Well, THEORETICALLY it may do so by some form of read-ahead into some specially-designated internal register that has the size of cache line. This is not a “regular” cache, so that modifications to the target memory are not allowed. You are not subjected to cache coherence protocols either. If you think about it carefully you are (hopefully) going to realize that such an approach would not violate “uncached memory” semantics in any possible way - in the end of the day, it does not matter whether you read N dwords first and then write them back one-by-one, or write every dword immediately after having read it. As long as you are not required to follow cache coherence protocols your operation is, from all other bus agents perspective, is still uncached. Another point to consider is whether such an approach may lead to any improvement, compared to"word read-dword written"one, in the first place, but this is already another story
The most interesting thing that, after having mentioned cache coherence protocols, I started realising why the OP gets better results with MmAllocateNonCachedMemory().

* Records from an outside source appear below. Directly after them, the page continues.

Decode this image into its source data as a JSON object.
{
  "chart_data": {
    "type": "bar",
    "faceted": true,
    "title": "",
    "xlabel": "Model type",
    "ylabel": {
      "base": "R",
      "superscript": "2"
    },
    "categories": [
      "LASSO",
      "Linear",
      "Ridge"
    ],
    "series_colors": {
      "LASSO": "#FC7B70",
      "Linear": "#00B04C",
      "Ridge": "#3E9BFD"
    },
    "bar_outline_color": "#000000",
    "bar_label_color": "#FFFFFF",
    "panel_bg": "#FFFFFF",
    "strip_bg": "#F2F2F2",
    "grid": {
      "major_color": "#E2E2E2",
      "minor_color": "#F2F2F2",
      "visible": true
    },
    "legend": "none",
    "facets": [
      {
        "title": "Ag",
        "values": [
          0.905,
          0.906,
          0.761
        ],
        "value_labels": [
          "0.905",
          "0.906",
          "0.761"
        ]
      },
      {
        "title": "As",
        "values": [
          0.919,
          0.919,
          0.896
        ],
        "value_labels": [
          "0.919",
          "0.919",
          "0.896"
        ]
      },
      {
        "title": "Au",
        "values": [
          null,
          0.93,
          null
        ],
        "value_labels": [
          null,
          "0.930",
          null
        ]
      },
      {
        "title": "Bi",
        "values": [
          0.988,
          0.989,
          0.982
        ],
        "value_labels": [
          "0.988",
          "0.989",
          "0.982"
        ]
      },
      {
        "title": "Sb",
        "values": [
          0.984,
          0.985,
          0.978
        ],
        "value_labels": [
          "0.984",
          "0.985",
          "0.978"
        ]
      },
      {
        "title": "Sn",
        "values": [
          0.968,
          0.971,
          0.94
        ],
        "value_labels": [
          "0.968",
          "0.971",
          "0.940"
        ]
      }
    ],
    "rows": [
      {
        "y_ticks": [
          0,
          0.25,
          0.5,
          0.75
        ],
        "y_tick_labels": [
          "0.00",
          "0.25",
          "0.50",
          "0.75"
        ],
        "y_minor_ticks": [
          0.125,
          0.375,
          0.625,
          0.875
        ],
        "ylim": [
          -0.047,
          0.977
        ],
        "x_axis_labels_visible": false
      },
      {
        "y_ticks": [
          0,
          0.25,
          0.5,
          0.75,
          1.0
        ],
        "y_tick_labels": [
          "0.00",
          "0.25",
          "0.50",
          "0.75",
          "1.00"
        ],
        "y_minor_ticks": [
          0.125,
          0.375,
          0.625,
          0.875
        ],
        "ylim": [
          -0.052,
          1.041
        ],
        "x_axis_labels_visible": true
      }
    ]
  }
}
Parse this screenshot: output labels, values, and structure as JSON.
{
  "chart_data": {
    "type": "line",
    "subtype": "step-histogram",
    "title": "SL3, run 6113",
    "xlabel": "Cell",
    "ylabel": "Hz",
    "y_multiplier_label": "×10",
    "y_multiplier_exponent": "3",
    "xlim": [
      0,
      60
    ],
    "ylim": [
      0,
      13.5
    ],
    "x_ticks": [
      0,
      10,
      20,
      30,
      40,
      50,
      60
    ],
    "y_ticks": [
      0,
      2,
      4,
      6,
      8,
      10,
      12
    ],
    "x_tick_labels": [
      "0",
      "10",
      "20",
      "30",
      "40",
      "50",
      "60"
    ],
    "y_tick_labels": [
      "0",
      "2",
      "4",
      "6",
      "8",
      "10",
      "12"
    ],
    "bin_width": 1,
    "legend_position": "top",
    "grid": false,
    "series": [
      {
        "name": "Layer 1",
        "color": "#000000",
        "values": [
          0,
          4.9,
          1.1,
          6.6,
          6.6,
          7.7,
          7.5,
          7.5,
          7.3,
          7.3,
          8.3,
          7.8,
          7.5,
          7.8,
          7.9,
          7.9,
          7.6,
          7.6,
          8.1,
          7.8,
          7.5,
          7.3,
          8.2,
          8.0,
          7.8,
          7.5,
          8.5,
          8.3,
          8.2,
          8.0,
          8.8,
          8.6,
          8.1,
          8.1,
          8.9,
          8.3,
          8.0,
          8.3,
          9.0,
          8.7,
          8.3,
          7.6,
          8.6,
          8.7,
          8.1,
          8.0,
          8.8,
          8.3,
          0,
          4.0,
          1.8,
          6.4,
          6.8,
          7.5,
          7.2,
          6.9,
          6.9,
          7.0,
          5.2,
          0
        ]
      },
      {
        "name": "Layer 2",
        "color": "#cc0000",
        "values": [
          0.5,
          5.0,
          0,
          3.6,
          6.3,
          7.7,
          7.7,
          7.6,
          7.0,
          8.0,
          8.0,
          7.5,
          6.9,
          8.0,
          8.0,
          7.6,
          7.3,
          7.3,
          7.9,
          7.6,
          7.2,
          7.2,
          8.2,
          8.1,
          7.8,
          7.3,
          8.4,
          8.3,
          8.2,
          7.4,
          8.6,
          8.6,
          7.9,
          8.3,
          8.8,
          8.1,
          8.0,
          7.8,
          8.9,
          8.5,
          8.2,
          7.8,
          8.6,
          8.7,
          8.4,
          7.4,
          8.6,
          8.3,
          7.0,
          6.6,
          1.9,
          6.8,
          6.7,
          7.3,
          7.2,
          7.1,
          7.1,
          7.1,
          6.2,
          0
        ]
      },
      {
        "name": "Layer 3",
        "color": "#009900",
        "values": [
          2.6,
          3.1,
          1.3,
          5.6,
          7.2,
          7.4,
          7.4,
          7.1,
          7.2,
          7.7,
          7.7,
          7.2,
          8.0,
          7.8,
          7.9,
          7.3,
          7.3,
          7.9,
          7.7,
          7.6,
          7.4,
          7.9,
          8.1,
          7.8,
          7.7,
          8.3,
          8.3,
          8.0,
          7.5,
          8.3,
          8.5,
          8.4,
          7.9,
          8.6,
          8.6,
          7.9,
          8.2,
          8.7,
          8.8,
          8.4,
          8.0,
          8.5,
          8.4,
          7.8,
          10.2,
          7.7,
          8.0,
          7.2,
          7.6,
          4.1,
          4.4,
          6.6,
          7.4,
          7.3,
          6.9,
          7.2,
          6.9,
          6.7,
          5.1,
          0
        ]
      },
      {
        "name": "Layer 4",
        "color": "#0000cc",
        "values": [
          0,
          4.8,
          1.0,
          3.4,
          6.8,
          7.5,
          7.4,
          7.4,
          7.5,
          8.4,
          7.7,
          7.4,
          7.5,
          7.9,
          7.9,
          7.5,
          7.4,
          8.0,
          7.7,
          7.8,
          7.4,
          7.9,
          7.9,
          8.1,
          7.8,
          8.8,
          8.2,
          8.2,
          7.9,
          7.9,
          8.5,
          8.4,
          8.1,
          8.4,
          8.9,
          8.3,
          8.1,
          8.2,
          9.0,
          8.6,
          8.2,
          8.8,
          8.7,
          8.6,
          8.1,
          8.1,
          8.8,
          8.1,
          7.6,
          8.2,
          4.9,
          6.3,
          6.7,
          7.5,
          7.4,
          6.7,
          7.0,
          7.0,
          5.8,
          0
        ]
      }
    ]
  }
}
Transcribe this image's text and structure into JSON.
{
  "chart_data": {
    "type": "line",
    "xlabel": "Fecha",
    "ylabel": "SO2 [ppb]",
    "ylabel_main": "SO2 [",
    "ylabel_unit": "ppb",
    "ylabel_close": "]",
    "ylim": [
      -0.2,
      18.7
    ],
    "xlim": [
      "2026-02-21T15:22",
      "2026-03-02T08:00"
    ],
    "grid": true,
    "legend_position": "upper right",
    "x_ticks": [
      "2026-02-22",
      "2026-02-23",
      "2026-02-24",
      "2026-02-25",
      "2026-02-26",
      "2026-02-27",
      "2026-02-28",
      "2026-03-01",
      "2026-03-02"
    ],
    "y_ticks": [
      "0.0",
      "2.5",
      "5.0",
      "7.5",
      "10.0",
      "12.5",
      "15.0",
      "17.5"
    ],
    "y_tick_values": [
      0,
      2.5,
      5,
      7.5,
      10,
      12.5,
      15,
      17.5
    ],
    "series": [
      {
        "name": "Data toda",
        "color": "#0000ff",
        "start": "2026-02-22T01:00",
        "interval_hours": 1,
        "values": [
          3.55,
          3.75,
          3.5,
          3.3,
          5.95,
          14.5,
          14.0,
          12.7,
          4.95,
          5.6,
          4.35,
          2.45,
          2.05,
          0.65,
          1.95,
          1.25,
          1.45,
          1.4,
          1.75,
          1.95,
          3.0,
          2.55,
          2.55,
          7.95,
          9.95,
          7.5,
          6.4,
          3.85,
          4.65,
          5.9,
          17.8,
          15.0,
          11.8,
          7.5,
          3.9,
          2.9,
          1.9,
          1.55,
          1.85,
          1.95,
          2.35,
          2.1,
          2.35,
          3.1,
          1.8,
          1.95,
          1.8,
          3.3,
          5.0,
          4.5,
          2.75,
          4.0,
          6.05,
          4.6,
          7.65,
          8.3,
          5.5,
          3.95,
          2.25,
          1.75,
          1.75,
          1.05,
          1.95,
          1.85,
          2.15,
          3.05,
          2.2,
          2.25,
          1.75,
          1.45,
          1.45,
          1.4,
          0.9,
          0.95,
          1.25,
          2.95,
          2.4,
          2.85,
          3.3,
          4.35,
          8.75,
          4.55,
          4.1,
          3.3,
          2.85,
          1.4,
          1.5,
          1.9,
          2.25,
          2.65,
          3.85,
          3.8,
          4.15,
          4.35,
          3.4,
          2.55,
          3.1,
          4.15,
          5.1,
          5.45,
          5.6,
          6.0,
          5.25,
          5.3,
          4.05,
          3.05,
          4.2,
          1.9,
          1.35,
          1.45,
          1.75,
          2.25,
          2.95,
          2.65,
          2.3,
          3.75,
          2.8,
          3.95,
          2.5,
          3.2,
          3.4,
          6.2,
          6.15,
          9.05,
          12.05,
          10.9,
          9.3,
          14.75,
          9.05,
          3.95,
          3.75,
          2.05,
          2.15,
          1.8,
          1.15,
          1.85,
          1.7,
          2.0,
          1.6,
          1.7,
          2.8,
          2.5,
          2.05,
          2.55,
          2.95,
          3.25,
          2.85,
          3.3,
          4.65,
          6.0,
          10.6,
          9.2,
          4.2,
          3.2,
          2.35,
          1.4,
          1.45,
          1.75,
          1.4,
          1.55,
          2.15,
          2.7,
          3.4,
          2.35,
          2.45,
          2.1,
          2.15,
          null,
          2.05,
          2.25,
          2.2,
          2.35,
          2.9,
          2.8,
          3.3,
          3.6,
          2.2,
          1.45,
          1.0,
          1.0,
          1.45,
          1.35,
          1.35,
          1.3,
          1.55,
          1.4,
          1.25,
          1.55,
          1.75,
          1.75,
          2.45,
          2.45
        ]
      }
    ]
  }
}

Imagine the following scenario. CPU A reads a cache line from the source RAM location and
starts writing it to the destination one. Meanwhile, CPU B modifies the target memory. What is CPU A is required to do under these circumstances? As long as it follows MESI protocols, it has to
invalidate the cache line, and reload it from RAM. Every write that does not cross cache line boundaries is guaranteed to be atomic, which means that, after having reloaded cache line from the source location, CPU A has to copy it to the destination one. If destination memory is uncached, the CPU A simply has to write it to RAM entirely, effectively overwriting the modifications that it did before, i.e. do few more bus cycles. If it is cached, in addition to the above, CPU A has to make all other CPUs invalidate their corresponding cache lines and reload them, effectively increasing the bus traffic. In other words, following cache coherence protocols becomes sort of liability under these circumstances.
As you can see, making the target ranges cacheable does not seem to speed up copying, does it. In fact, it seems to have exactly the opposite effect…
Anton Bassov